Der reale (preisbereinigte) Output der deutschen Elektro- und Digitalindustrie blieb im April um 3,5 Prozent unter Vorjahr. „Hier spielen allerdings zwei Effekte hinein“, erklärte Gontermann. „Zum einen hatte der diesjährige April einen Arbeitstag weniger als der letztjährige. Zum anderen war die Produktion vor einem Jahr um mehr als ein Viertel gestiegen, sodass die Messlatte nun sehr hoch lag“. Von Januar bis April gab es ein Produktionsplus von 1,4 Prozent gegenüber Vorjahr.
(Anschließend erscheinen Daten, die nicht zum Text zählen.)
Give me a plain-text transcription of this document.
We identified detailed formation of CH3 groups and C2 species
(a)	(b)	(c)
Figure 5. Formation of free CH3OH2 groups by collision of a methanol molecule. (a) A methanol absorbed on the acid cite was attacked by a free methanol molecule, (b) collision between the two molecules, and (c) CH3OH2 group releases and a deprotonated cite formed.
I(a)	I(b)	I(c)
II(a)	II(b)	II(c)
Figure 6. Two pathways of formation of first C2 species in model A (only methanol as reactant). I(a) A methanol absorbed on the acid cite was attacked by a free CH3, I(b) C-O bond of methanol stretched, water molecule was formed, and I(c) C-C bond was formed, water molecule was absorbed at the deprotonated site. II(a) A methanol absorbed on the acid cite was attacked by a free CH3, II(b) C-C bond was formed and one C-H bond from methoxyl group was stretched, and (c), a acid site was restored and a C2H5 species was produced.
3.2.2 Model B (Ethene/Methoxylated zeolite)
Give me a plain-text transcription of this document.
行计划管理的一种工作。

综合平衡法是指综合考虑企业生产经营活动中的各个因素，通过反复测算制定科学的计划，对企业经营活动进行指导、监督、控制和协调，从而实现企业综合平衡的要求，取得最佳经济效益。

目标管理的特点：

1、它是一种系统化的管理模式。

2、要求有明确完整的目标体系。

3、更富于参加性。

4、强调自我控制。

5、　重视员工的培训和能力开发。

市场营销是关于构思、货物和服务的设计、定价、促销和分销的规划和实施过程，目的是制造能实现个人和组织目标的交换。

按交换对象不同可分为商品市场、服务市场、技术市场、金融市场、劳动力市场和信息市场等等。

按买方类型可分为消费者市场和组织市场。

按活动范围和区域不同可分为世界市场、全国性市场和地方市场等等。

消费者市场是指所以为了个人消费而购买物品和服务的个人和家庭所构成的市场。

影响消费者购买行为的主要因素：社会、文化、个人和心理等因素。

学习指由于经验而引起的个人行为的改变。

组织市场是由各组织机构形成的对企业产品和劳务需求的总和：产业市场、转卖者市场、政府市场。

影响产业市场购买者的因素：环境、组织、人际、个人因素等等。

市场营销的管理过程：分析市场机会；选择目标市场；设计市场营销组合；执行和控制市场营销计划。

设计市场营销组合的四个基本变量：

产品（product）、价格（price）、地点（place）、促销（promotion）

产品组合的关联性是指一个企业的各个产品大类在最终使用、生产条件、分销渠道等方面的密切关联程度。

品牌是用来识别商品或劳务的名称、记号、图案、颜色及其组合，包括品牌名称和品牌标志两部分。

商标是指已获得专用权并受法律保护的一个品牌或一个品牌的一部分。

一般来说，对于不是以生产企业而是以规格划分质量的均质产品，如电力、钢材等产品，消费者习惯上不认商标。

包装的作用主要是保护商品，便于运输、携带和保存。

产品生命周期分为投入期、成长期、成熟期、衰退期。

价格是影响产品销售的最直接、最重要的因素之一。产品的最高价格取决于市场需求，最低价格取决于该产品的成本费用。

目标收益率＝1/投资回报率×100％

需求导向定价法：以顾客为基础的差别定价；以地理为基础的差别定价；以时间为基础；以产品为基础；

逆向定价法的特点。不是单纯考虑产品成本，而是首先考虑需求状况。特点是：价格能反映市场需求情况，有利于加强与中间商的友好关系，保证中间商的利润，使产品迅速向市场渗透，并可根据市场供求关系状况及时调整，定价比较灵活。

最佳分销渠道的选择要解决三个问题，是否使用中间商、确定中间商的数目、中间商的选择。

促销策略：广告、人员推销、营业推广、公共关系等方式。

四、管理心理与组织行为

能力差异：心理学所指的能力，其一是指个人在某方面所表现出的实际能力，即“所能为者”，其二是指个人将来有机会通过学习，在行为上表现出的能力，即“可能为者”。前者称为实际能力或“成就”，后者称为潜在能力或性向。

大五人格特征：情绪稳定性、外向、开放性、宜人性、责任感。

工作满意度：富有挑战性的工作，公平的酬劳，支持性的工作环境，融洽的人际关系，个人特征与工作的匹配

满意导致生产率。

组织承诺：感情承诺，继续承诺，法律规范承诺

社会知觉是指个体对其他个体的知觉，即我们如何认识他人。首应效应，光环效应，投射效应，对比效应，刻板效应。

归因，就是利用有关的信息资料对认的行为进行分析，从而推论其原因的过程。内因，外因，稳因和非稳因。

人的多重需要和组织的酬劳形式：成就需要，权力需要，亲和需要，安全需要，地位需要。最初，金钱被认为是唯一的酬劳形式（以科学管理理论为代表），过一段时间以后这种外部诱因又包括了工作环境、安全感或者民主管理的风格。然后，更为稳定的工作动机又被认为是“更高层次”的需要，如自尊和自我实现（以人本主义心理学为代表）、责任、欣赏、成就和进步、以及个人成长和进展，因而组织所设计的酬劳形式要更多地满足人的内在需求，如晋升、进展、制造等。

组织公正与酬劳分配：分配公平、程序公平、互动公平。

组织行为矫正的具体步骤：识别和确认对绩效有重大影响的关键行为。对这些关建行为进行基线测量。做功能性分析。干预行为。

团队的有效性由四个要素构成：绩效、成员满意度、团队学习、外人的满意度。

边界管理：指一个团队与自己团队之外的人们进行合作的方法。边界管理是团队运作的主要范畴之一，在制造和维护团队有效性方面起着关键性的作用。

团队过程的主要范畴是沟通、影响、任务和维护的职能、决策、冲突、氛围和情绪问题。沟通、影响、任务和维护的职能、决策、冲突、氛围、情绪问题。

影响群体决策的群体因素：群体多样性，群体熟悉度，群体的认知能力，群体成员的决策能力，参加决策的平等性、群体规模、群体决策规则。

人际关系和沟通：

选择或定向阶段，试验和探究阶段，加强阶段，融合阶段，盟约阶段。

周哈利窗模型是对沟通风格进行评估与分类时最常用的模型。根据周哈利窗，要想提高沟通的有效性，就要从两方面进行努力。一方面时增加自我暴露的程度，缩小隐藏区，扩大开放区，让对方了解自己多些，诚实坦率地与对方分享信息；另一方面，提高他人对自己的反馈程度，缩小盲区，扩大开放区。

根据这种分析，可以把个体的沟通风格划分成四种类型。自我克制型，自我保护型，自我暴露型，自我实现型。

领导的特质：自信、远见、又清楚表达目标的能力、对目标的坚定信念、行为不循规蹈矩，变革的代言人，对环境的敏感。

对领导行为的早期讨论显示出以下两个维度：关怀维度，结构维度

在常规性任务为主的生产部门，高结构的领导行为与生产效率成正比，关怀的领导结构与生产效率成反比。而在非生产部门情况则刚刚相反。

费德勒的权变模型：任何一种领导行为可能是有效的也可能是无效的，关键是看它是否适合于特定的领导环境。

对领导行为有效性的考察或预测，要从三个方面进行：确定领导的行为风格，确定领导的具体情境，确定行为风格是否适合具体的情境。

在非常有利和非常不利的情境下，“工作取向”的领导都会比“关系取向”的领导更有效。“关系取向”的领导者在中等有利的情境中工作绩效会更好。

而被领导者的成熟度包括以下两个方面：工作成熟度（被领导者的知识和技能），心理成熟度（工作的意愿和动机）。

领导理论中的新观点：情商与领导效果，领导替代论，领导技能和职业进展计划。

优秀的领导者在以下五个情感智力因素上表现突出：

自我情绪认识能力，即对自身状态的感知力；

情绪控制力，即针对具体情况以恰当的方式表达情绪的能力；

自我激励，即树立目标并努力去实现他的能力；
Umsatz in Elektro- und Digitalindustrie

Mit 16,4 Milliarden Euro lag der Branchenumsatz im April 2022 um 3,8 Prozent höher als ein Jahr zuvor. Dabei entwickelte sich der Inlandsumsatz mit einem Plus von 7,0 Prozent auf 7,8 Milliarden Euro besser als der Auslandsumsatz, der lediglich um 1,3% auf 8,6 Milliarden Euro zulegen konnte. Das Geschäft mit der Eurozone stagnierte im April (- 0,1 % auf 3,1 Mrd. €). Die Erlöse mit Kunden aus Drittländern zogen um 2,1 Prozent auf 5,5 Milliarden Euro an.

In den gesamten ersten vier Monaten dieses Jahres kamen die aggregierten Erlöse auf 69,2 Milliarden Euro, womit sie ihren entsprechenden Vorjahreswert um 8,5 Prozent übertrafen. Auch hier rückten die Inlandserlöse (+ 12,7 % auf 32,8 Mrd. €) weiter vor als die Auslandserlöse (+ 5,3 % auf 36,4 Mrd. €). Der Umsatz mit dem Euroraum erhöhte sich von Januar bis April um 3,0 Prozent auf 13,3 Milliarden Euro. Im Geschäft mit Drittländern gab es einen Zuwachs von 6,7 Prozent auf 23,1 Milliarden Euro.

Beschäftigungssituation entspannt sich

Die Unternehmen der deutschen Elektro- und Digitalindustrie haben sowohl ihre Produktions- als auch ihre Beschäftigungspläne im Mai wieder etwas angehoben: Der Saldo aus Unternehmen, die in den nächsten drei Monaten mehr bzw. weniger herstellen wollen, stieg von plus 26 (im April) auf plus 28 Prozentpunkte. Bei den Beschäftigungsplänen verbesserte er sich von plus 22 auf plus 24 Zähler. Zuletzt waren 879.000 Mitarbeiterinnen und Mitarbeiter in der Branche tätig. Lediglich 10.200 sind noch in Kurzarbeit.

Gleichzeitig ist das Geschäftsklima in der deutschen Elektro- und Digitalindustrie im Mai 2022 den dritten Monat in Folge gesunken. „Der Rückgang ging diesmal auf eine deutliche Korrektur der Beurteilung der aktuellen Lage zurück. Die allgemeinen Geschäftserwartungen erholten sich dagegen wieder etwas“, so Gontermann.

Die Hälfte der Branchenunternehmen (53 %) bewerteten ihre gegenwärtige wirtschaftliche Situation im Mai als gut. 40 Prozent befanden sie als stabil und sieben Prozent als schlecht. Mit Blick auf die kommenden sechs Monate gaben noch 15 Prozent der Firmen an, mit mehr Geschäft zu rechnen. 60 Prozent gingen von gleichbleibenden und ein Viertel von rückläufigen Aktivitäten aus.